作者姓名:孟金明  刘秋鸣  熊思敏  郭慧芝  吴娜
作者单位:(红河学院 化学与资源工程学院,云南 蒙自 661100)
基金项目:云南省地方本科高校(部分)基础研究联合专项(2019FH001-116)
摘    要:为了研制出一种新型复合果酒,该试验以枇杷和贡梨作为原料进行复合果酒的研制,并通过单因素试验和响应面试验,考察发酵温度、SO2添加量、初始pH值、酵母添加量对复合果酒发酵的影响。结果表明,枇杷-梨复合果酒发酵工艺的最佳条件为枇杷汁与贡梨汁体积比1∶2、初始pH值为4.6、SO2添加量61 mg/L、发酵温度22 ℃、初始糖度240 g/L、酵母添加量0.2%。在此最优条件下,复合果酒的酒精度为12.67%vol,酒体呈淡黄色、澄清透明、果香浓郁、口感醇厚。

关 键 词:枇杷  贡梨  复合果酒  发酵工艺  优化  

Optimization of fermentation technology of loquat-pear compound fruit wine
MENG Jinming,LIU Qiuming,XIONG Simin,GUO Huizhi,WU Na.Optimization of fermentation technology of loquat-pear compound fruit wine[J].China Brewing,2021,40(7):215.
Authors:MENG Jinming  LIU Qiuming  XIONG Simin  GUO Huizhi  WU Na
Affiliation:(College of Chemistry and Resource Engineering, Honghe University, Mengzi 661100, China)
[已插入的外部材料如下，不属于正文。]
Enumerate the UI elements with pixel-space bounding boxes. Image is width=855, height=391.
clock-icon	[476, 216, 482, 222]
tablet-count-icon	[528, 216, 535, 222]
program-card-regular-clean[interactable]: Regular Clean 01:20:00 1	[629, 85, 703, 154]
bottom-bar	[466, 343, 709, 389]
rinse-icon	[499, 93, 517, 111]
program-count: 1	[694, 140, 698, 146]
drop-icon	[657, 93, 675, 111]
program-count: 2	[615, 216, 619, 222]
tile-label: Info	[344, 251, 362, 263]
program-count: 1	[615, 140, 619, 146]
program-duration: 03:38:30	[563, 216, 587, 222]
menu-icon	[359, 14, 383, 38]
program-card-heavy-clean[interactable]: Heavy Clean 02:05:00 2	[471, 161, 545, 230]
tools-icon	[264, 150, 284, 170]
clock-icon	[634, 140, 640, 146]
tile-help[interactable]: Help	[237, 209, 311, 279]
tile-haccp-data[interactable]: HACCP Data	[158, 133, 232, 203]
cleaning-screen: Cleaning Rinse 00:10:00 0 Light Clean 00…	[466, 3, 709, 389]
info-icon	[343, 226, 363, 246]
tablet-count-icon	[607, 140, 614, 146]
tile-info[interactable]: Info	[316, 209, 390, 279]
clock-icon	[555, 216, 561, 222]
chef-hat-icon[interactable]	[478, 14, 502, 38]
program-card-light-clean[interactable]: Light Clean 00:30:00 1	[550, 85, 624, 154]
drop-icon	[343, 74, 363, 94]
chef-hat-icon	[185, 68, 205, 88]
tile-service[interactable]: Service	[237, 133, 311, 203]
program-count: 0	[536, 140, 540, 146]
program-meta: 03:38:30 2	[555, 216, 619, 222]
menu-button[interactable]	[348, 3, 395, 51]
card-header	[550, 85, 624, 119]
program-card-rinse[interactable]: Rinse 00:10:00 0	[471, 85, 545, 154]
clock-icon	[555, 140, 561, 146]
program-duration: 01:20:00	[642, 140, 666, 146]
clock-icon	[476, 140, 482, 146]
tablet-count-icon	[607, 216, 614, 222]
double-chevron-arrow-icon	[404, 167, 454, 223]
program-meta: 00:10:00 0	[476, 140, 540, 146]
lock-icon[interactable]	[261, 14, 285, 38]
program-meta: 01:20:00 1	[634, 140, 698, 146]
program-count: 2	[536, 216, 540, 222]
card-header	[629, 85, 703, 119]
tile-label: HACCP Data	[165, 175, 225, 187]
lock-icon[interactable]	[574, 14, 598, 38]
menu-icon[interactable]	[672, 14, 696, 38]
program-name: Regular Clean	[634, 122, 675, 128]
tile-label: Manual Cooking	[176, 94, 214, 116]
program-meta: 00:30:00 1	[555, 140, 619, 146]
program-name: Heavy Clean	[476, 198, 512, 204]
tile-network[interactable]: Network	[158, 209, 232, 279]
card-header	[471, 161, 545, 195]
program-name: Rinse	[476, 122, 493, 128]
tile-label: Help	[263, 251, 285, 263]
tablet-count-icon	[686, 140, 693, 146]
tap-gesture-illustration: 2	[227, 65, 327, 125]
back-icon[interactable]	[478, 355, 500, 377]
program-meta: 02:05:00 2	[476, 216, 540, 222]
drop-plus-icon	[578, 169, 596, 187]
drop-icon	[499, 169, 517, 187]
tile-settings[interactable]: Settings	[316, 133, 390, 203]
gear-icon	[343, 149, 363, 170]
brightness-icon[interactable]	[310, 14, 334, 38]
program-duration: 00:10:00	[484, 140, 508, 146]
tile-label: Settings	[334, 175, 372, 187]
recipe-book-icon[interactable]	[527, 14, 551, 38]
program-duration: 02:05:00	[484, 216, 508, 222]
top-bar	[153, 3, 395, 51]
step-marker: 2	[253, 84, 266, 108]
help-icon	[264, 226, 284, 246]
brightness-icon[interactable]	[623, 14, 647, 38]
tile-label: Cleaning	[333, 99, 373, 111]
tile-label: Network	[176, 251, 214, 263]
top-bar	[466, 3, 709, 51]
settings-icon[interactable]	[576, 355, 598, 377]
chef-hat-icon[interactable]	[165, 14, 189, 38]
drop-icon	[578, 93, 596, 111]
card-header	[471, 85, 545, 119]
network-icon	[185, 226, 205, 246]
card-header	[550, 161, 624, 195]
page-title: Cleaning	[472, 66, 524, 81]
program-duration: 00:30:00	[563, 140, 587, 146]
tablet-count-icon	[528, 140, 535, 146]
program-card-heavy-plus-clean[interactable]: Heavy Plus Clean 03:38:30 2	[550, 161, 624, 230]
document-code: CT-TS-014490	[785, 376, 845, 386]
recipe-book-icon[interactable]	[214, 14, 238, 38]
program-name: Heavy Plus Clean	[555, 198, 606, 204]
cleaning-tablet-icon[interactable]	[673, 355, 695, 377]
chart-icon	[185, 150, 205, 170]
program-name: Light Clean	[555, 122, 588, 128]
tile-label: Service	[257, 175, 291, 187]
Abstract:In order to develop a new type of compound fruit wine, using loquat and pear as the raw materials, the effect of fermentation temperature, SO2 addition, initial pH and yeast inoculum on the compound fruit wine fermentation were analyzed by single factor experiments and response surface methodology. The results showed that the optimum fermentation conditions of loquat-pear compound fruit wine were obtained as follows: the volume ratio of loquat juice and pear juice 1∶2, initial pH 4.6, SO2 addition 61 mg/L, fermentation temperature 22 ℃, initial sugar content 240 g/L, and yeast inoculum 0.2%. Under these optimal conditions, the alcohol content in compound fruit wine was 12.67%vol, and the compound fruit wine was pale yellow, clear and transparent, with strong fruity aroma and mellow taste.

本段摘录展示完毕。